De beslissing op de vordering na voorwaardelijke veroordeling 05/062463-25
 wijst de vordering van de officier van justitie tot tenuitvoerlegging van de bij vonnis van de politierechter van 12 maart 2025 voorwaardelijk opgelegde straf af (parketnummer 05/062463-25);
 verlengt de proeftijd als vermeld in het vonnis van de politierechter van 12 maart 2025 met 1 (één jaar);
 voegt toe de bij vonnis van de politierechter in de rechtbank Gelderland van 6 oktober 2022 opgelegde bijzondere voorwaarden, zodat deze als volgt komen te luiden:
- Verdachte moet zich binnen drie dagen na ingang van de proeftijd bij Reclassering IrisZorg, Nieuwe Oeverstraat 65 te Arnhem, op telefoonnummer 088- 6061600. Hierna worden er nadere afspraken gemaakt over de wijze van uitvoering van de meldplichtcontacten. Verdachte moet zich vervolgens blijven melden, zo frequent en zolang de reclassering dit noodzakelijk acht. Hij dient zich te houden aan de afspraken en aanwijzingen van Reclassering IrisZorg, ook als dat inhoudt dat hij zijn medewerking moet verlenen aan de uitvoering van huisbezoeken, de methodiek 'Stap voor Stap', meewerken aan een gedragsinterventie en/of urinecontroles;
- Verdachte laat zich begeleiden en of behandelen door IrisZorg of een soortgelijke instelling, te bepalen door de reclassering en indien de reclassering het nodig vindt. De behandeling duurt de gehele proeftijd of zoveel korter als de reclassering nodig vindt. Verdachte houdt zich aan de huisregels en de aanwijzingen die de zorgverlener geeft voor de behandeling. Het innemen van medicijnen kan onderdeel zijn van de behandeling;
- Indien de reclassering het nodig acht verblijft verdachte in nader te bepalen instelling voor beschermd wonen of maatschappelijke opvang, te bepalen door de reclassering en indien de reclassering dit noodzakelijk vindt. Het verblijf duurt zolang de reclassering dat nodig vindt. Verdachte houdt zich aan de huisregels en het dagprogramma dat de instelling in overleg met de reclassering voor hem heeft opgesteld;
- Verdachte laat zich begeleiden door [zorginstelling] (
opm. voorheen [zorginstelling]). Verdachte houdt zich aan de aanwijzingen die de zorgverlener geeft voor de begeleiding.
- Geeft aan voornoemde reclasseringsinstelling de opdracht als bedoeld in artikel 14c, zesde lid, van het Wetboek van Strafrecht toezicht te houden op de naleving van de voorwaarden en de verdachte ten behoeve daarvan te begeleiden.

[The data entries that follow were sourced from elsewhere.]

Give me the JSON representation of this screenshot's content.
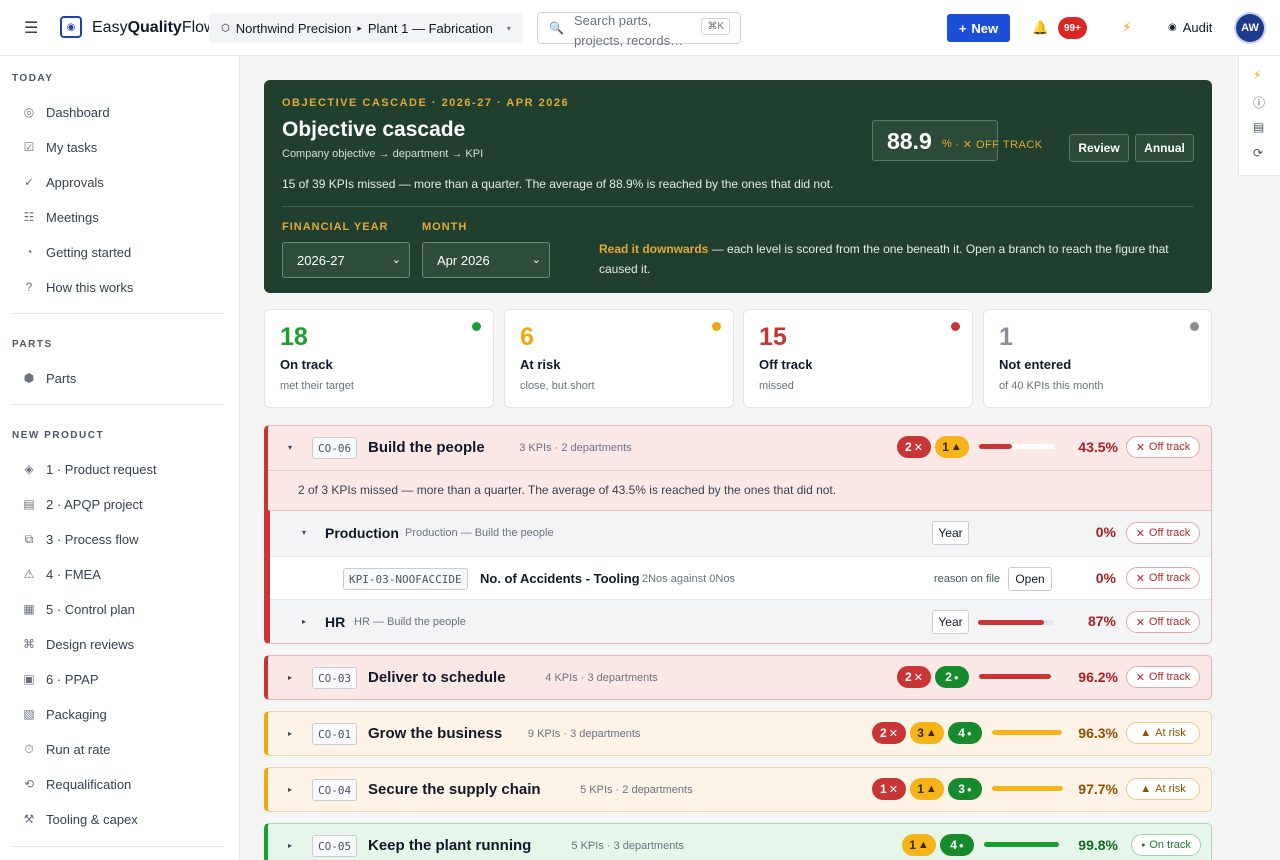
{
  "topbar": {
    "brand_prefix": "Easy",
    "brand_strong": "Quality",
    "brand_suffix": "Flow",
    "plant_org": "Northwind Precision",
    "plant_site": "Plant 1 — Fabrication",
    "search_placeholder": "Search parts, projects, records…",
    "search_shortcut": "⌘K",
    "new_label": "New",
    "notif_count": "99+",
    "audit_label": "Audit",
    "avatar_initials": "AW"
  },
  "sidebar": {
    "sections": [
      {
        "heading": "TODAY",
        "items": [
          {
            "icon": "dashboard-icon",
            "glyph": "◎",
            "label": "Dashboard"
          },
          {
            "icon": "checkbox-icon",
            "glyph": "☑",
            "label": "My tasks"
          },
          {
            "icon": "check-icon",
            "glyph": "✓",
            "label": "Approvals"
          },
          {
            "icon": "list-icon",
            "glyph": "☷",
            "label": "Meetings"
          },
          {
            "icon": "pie-icon",
            "glyph": "◔",
            "label": "Getting started"
          },
          {
            "icon": "question-icon",
            "glyph": "?",
            "label": "How this works"
          }
        ]
      },
      {
        "heading": "PARTS",
        "items": [
          {
            "icon": "hexagon-icon",
            "glyph": "⬢",
            "label": "Parts"
          }
        ]
      },
      {
        "heading": "NEW PRODUCT",
        "items": [
          {
            "icon": "diamond-icon",
            "glyph": "◈",
            "label": "1 · Product request"
          },
          {
            "icon": "document-icon",
            "glyph": "▤",
            "label": "2 · APQP project"
          },
          {
            "icon": "flow-icon",
            "glyph": "⧉",
            "label": "3 · Process flow"
          },
          {
            "icon": "warning-icon",
            "glyph": "⚠",
            "label": "4 · FMEA"
          },
          {
            "icon": "grid-icon",
            "glyph": "▦",
            "label": "5 · Control plan"
          },
          {
            "icon": "command-icon",
            "glyph": "⌘",
            "label": "Design reviews"
          },
          {
            "icon": "square-icon",
            "glyph": "▣",
            "label": "6 · PPAP"
          },
          {
            "icon": "package-icon",
            "glyph": "▧",
            "label": "Packaging"
          },
          {
            "icon": "timer-icon",
            "glyph": "⏱",
            "label": "Run at rate"
          },
          {
            "icon": "refresh-icon",
            "glyph": "⟲",
            "label": "Requalification"
          },
          {
            "icon": "tools-icon",
            "glyph": "⚒",
            "label": "Tooling & capex"
          }
        ]
      }
    ]
  },
  "hero": {
    "eyebrow": "OBJECTIVE CASCADE · 2026-27 · APR 2026",
    "title": "Objective cascade",
    "subtitle": "Company objective → department → KPI",
    "summary": "15 of 39 KPIs missed — more than a quarter. The average of 88.9% is reached by the ones that did not.",
    "score": "88.9",
    "score_unit": "%",
    "score_status": "· ✕ OFF TRACK",
    "review_label": "Review",
    "annual_label": "Annual",
    "fy_label": "FINANCIAL YEAR",
    "fy_value": "2026-27",
    "month_label": "MONTH",
    "month_value": "Apr 2026",
    "hint_strong": "Read it downwards",
    "hint_rest": " — each level is scored from the one beneath it. Open a branch to reach the figure that caused it."
  },
  "summary_cards": [
    {
      "count": "18",
      "label": "On track",
      "sub": "met their target",
      "color": "#18a02f"
    },
    {
      "count": "6",
      "label": "At risk",
      "sub": "close, but short",
      "color": "#f2a60d"
    },
    {
      "count": "15",
      "label": "Off track",
      "sub": "missed",
      "color": "#c83535"
    },
    {
      "count": "1",
      "label": "Not entered",
      "sub": "of 40 KPIs this month",
      "color": "#8a8f96"
    }
  ],
  "objectives": [
    {
      "code": "CO-06",
      "title": "Build the people",
      "meta": "3 KPIs · 2 departments",
      "missed": "2",
      "atrisk": "1",
      "ontrack": null,
      "fill": 0.435,
      "pct": "43.5%",
      "status": "Off track",
      "note": "2 of 3 KPIs missed — more than a quarter. The average of 43.5% is reached by the ones that did not.",
      "departments": [
        {
          "name": "Production",
          "desc": "Production — Build the people",
          "btn": "Year",
          "pct": "0%",
          "status": "Off track",
          "fill": 0,
          "kpis": [
            {
              "code": "KPI-03-NOOFACCIDE",
              "title": "No. of Accidents - Tooling",
              "meta": "2Nos against 0Nos",
              "reason": "reason on file",
              "btn": "Open",
              "pct": "0%",
              "status": "Off track"
            }
          ]
        },
        {
          "name": "HR",
          "desc": "HR — Build the people",
          "btn": "Year",
          "pct": "87%",
          "status": "Off track",
          "fill": 0.87
        }
      ]
    },
    {
      "code": "CO-03",
      "title": "Deliver to schedule",
      "meta": "4 KPIs · 3 departments",
      "missed": "2",
      "atrisk": null,
      "ontrack": "2",
      "fill": 0.962,
      "pct": "96.2%",
      "status": "Off track"
    },
    {
      "code": "CO-01",
      "title": "Grow the business",
      "meta": "9 KPIs · 3 departments",
      "missed": "2",
      "atrisk": "3",
      "ontrack": "4",
      "fill": 0.963,
      "pct": "96.3%",
      "status": "At risk"
    },
    {
      "code": "CO-04",
      "title": "Secure the supply chain",
      "meta": "5 KPIs · 2 departments",
      "missed": "1",
      "atrisk": "1",
      "ontrack": "3",
      "fill": 0.977,
      "pct": "97.7%",
      "status": "At risk"
    },
    {
      "code": "CO-05",
      "title": "Keep the plant running",
      "meta": "5 KPIs · 3 departments",
      "missed": null,
      "atrisk": "1",
      "ontrack": "4",
      "fill": 0.998,
      "pct": "99.8%",
      "status": "On track"
    }
  ]
}
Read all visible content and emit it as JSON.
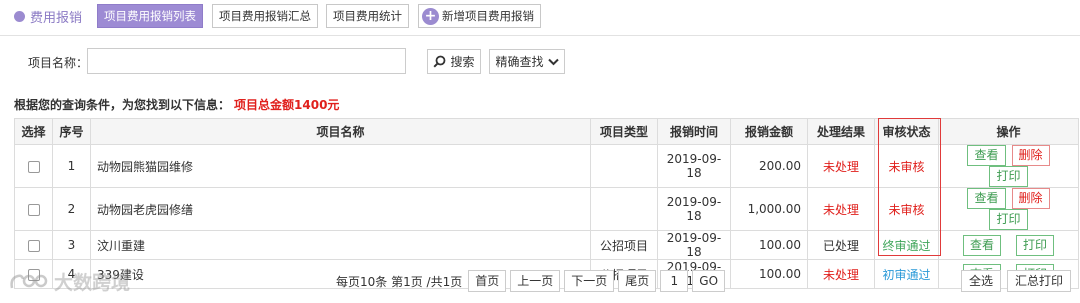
{
  "nav": {
    "brand": "费用报销",
    "tabs": [
      "项目费用报销列表",
      "项目费用报销汇总",
      "项目费用统计"
    ],
    "add_label": "新增项目费用报销",
    "colors": {
      "accent": "#9d8bd4"
    }
  },
  "search": {
    "label": "项目名称：",
    "value": "",
    "button": "搜索",
    "precise": "精确查找"
  },
  "result": {
    "info": "根据您的查询条件，为您找到以下信息：",
    "total": "项目总金额1400元"
  },
  "table": {
    "headers": [
      "选择",
      "序号",
      "项目名称",
      "项目类型",
      "报销时间",
      "报销金额",
      "处理结果",
      "审核状态",
      "操作"
    ],
    "rows": [
      {
        "no": "1",
        "name": "动物园熊猫园维修",
        "type": "",
        "date": "2019-09-18",
        "amount": "200.00",
        "result": "未处理",
        "status": "未审核"
      },
      {
        "no": "2",
        "name": "动物园老虎园修缮",
        "type": "",
        "date": "2019-09-18",
        "amount": "1,000.00",
        "result": "未处理",
        "status": "未审核"
      },
      {
        "no": "3",
        "name": "汶川重建",
        "type": "公招项目",
        "date": "2019-09-18",
        "amount": "100.00",
        "result": "已处理",
        "status": "终审通过"
      },
      {
        "no": "4",
        "name": "339建设",
        "type": "公招项目",
        "date": "2019-09-18",
        "amount": "100.00",
        "result": "未处理",
        "status": "初审通过"
      }
    ],
    "actions": {
      "view": "查看",
      "delete": "删除",
      "print": "打印"
    }
  },
  "pager": {
    "info": "每页10条 第1页 /共1页",
    "first": "首页",
    "prev": "上一页",
    "next": "下一页",
    "last": "尾页",
    "page_value": "1",
    "go": "GO"
  },
  "bottom": {
    "select_all": "全选",
    "summary_print": "汇总打印"
  },
  "watermark": "大数跨境"
}
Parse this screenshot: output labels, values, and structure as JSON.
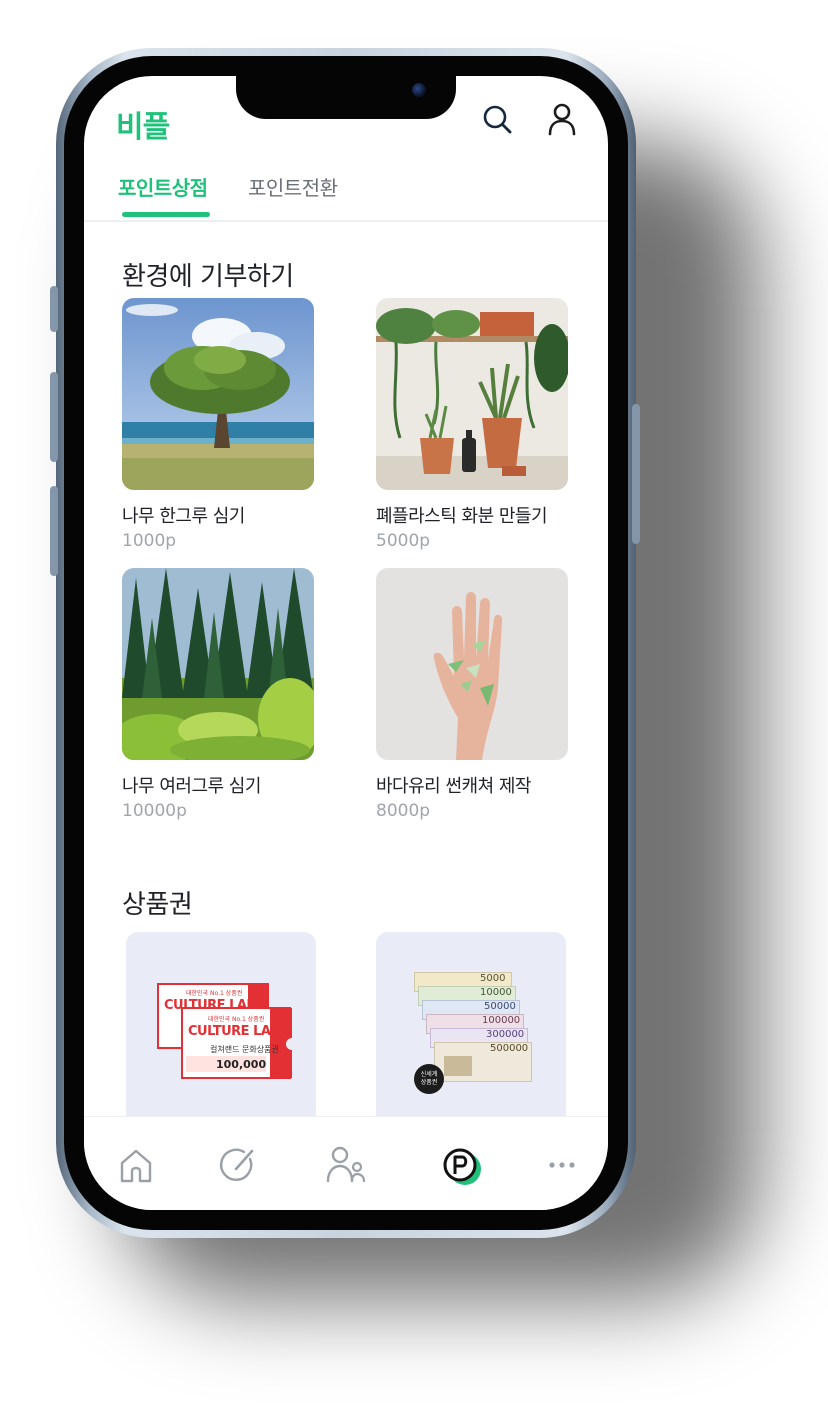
{
  "app": {
    "logo_text": "비플",
    "accent_color": "#20c17a"
  },
  "header": {
    "icons": [
      "search-icon",
      "user-icon"
    ]
  },
  "tabs": [
    {
      "label": "포인트상점",
      "active": true
    },
    {
      "label": "포인트전환",
      "active": false
    }
  ],
  "donation": {
    "title": "환경에 기부하기",
    "items": [
      {
        "name": "나무 한그루 심기",
        "price": "1000p"
      },
      {
        "name": "폐플라스틱 화분 만들기",
        "price": "5000p"
      },
      {
        "name": "나무 여러그루 심기",
        "price": "10000p"
      },
      {
        "name": "바다유리 썬캐쳐 제작",
        "price": "8000p"
      }
    ]
  },
  "vouchers": {
    "title": "상품권",
    "culture_land": {
      "brand": "CULTURE LAND",
      "tagline": "대한민국 No.1 상품권",
      "label": "컬쳐랜드 문화상품권",
      "amount": "100,000"
    },
    "shinsegae": {
      "denominations": [
        "5000",
        "10000",
        "50000",
        "100000",
        "300000",
        "500000"
      ],
      "badge_line1": "신세계",
      "badge_line2": "상품권"
    }
  },
  "bottom_nav": [
    "home-icon",
    "edit-icon",
    "community-icon",
    "point-icon",
    "more-icon"
  ]
}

- Voorwaarden daarbij zijn dat de verdachte gedurende de proeftijd:
 ten behoeve van het vaststellen van zijn identiteit medewerking zal verlenen aan het nemen van een of meer vingerafdrukken of een identiteitsbewijs als bedoeld in artikel 1 van de Wet op de identificatieplicht ter inzage aanbiedt;
 medewerking zal verlenen aan het reclasseringstoezicht, bedoeld in artikel 14c, zesde lid, van het Wetboek van Strafrecht, de medewerking aan huisbezoeken en het zich melden bij de reclassering zo vaak en zolang als de reclassering dit nodig acht, daaronder begrepen.
Dit vonnis is gewezen door mr. A.T.G. van Wandelen (voorzitter), mr. Y.M.J.I. Baauw en mr. J.M.J.M. Doon, rechters, in tegenwoordigheid van mr. D. van Doorn, griffier, en uitgesproken ter openbare terechtzitting van deze rechtbank op 4 augustus 2025.

Voetnoten

1.Het bewijs is terug te vinden in het in de wettelijke vorm door verbalisant [verbalisant] van de politie Oost-Nederland, opgemaakte proces-verbaal, dossiernummer PL0600-2025174050, gesloten op 16 april 2025 en in de bijbehorende in wettelijke vorm opgemaakte processen-verbaal en overige schriftelijke bescheiden, tenzij anders vermeld. De vindplaatsvermeldingen verwijzen naar de pagina’s van het doorgenummerde dossier, tenzij anders vermeld.